Of mangles & battledores

Some ladies of my perilous acquaintance have formed a gymnastic “club.” That is to say they exercise together, upon the machines of a local commercial gym.

“A Gymkhana?” I asked, with my usual obtusion, wondering if the officers’ sports clubs of India were now admitting women. You know: anything can happen these days. A Gymkhana in Parkdale would not surprise me, though members without waxed, handlebar moustaches might strike me as odd.

“No,” my informant replied, cutting off a fruitful line of speculation and inquiry.

To make the short conversation shorter, I proposed that they found a lavoir, instead. Or perhaps a bateau-lavoir, for the shore of Lake Ontario, should the spring I had in mind within the former Village of Parkdale prove to have been permanently sealed. For though I’ve noticed that in our now conurban district, there are plenty of coin-operated laundries, I can’t find one free, old-fashioned wash-house. And this, notwithstanding plentiful immigration, and all the cultures we are supposed to have absorbed. What I had in mind was something like what they had in Europe, before all this modernity set in. Some of these lavoirs, built in the 17th century, were gorgeous beyond words.

A long, shallow, slightly raised stone tank, fed by a clean spring, then draining into purposeful ditches; the tank’s edges and dry levels designed to accommodate the washing and beating of clothes. Perhaps an elegant slate or pantile roof set over, as a matching hat. And the ladies of the community all gathered around, in their communal joy, merrily washing and beating away, in a place where they might gossip and no man overhear. (Men were strictly verboten.) Moreover, excellent exercise to keep them trim.

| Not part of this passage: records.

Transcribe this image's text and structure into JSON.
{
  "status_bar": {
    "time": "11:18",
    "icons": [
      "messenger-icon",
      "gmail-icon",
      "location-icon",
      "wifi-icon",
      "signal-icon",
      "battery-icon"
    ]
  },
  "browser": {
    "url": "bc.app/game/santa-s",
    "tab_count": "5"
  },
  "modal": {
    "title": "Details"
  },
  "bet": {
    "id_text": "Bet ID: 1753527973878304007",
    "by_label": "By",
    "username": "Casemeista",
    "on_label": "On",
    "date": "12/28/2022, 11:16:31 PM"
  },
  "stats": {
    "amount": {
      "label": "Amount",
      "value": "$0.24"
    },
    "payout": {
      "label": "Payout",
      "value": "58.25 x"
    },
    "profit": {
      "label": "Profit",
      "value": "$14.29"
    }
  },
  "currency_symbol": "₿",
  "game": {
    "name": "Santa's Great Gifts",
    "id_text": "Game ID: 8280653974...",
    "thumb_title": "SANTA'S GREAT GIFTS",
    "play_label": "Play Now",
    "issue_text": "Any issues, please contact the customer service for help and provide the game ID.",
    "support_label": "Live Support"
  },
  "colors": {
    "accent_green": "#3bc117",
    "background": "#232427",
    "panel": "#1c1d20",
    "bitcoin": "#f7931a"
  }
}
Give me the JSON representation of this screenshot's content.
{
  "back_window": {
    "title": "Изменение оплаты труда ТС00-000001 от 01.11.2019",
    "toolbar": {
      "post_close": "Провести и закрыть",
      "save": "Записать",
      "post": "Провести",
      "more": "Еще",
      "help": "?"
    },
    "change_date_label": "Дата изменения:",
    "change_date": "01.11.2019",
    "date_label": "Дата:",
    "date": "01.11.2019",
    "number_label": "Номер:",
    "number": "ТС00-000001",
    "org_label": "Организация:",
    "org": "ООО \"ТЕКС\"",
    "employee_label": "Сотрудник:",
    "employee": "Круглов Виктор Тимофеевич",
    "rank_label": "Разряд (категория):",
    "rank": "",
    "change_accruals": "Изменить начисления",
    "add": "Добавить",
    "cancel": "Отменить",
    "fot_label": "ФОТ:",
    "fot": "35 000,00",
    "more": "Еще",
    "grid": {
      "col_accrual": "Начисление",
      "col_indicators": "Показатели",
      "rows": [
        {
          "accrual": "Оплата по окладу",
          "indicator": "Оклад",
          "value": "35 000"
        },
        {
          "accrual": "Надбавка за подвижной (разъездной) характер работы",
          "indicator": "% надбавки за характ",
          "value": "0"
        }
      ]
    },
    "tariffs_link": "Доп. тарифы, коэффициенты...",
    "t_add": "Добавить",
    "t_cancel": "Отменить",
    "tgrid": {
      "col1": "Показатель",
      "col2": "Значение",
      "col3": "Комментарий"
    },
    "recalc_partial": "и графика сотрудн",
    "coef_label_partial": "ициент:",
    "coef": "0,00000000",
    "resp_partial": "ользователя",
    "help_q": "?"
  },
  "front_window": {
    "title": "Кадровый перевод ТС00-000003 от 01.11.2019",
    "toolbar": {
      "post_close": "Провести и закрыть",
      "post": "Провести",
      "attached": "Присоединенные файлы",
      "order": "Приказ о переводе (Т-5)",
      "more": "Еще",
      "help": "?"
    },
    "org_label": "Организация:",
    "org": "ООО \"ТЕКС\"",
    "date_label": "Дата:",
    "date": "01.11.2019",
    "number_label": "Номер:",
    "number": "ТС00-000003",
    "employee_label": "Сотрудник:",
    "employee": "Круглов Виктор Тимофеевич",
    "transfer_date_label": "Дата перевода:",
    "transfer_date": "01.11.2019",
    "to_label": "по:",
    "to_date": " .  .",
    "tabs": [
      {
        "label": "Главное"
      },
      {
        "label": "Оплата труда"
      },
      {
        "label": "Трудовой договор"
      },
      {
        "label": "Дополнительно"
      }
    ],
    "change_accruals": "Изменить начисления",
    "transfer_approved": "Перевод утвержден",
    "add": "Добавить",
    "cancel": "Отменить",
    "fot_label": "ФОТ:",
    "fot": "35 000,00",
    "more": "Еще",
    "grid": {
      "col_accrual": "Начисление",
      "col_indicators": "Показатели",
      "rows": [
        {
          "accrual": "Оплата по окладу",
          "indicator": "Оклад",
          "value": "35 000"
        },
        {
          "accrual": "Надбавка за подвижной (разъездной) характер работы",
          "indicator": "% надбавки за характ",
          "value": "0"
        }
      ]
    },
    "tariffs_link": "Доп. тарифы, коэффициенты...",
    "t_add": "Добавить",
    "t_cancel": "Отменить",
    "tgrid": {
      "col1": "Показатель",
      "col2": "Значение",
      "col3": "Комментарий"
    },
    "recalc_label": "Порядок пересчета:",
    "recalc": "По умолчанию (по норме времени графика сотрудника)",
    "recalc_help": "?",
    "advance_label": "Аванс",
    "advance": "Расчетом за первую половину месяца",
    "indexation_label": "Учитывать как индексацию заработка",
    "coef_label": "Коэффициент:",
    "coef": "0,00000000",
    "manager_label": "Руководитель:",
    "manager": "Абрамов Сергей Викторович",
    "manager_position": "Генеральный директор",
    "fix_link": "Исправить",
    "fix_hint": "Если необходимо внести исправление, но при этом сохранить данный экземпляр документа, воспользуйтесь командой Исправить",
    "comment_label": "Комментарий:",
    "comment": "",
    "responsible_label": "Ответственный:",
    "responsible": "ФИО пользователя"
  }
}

Well, that is just one of my suggestions for municipal improvement. Once built, a lavoir would require little maintenance, thus no need for fees, nor bureaucrats. Indeed, lots of money would be saved, if both coin-laundries and gyms could be obviated. Alas, North Americans are nothing if not non-communal, these days, so we might return to mangles and battledores instead. I find beautiful examples of these devices on the Internet, and see no reason why craftsmen should not resume their manufacture.

It is a matter of regret, to me, that my washing board went missing after my last move. For years I have been intending to replace it. I have laundry pail and blue bars of soap, but the job would be easier if I had that washboard back. Alas, in my small urban washroom, there is room to swing neither cat nor battledore, and I’m reduced to mangling and squeeging by hand. The architects of our apartment complexes did not think of this, did they, when providing such tight spaces.

In view of their ventilation arrangements, I hardly think them rational. One design flaw after another, and I can’t speak for the building standards either, in carpentry and joinery, plastering and much else. The plumbing used to work, however, until the environmentalists specified toilets that use only 80 percent of the water, but need to be flushed five times.

Still, the biggest scandal of waste, in my view, is the laundry disposition. People laze about doing nothing all day, except sitting in chairs in front of computers, often munching on Pringles. Then in a panic they realize they need exercise, or else they will die. They lay out hundreds or thousands for membership in a gym. Or take a car and pay twenty dollars for parking, when they could briskly walk a mere three or four miles, and probably arrive quicker. In the morning I see them jogging — to nowhere, loaded down with expensive gizmos when they could as easily be carrying heavy bags. I see them paying for nasty little decorative salads, yet ignoring the traditional rules of fasting and abstinence.

Sometimes I think they have all gone mad.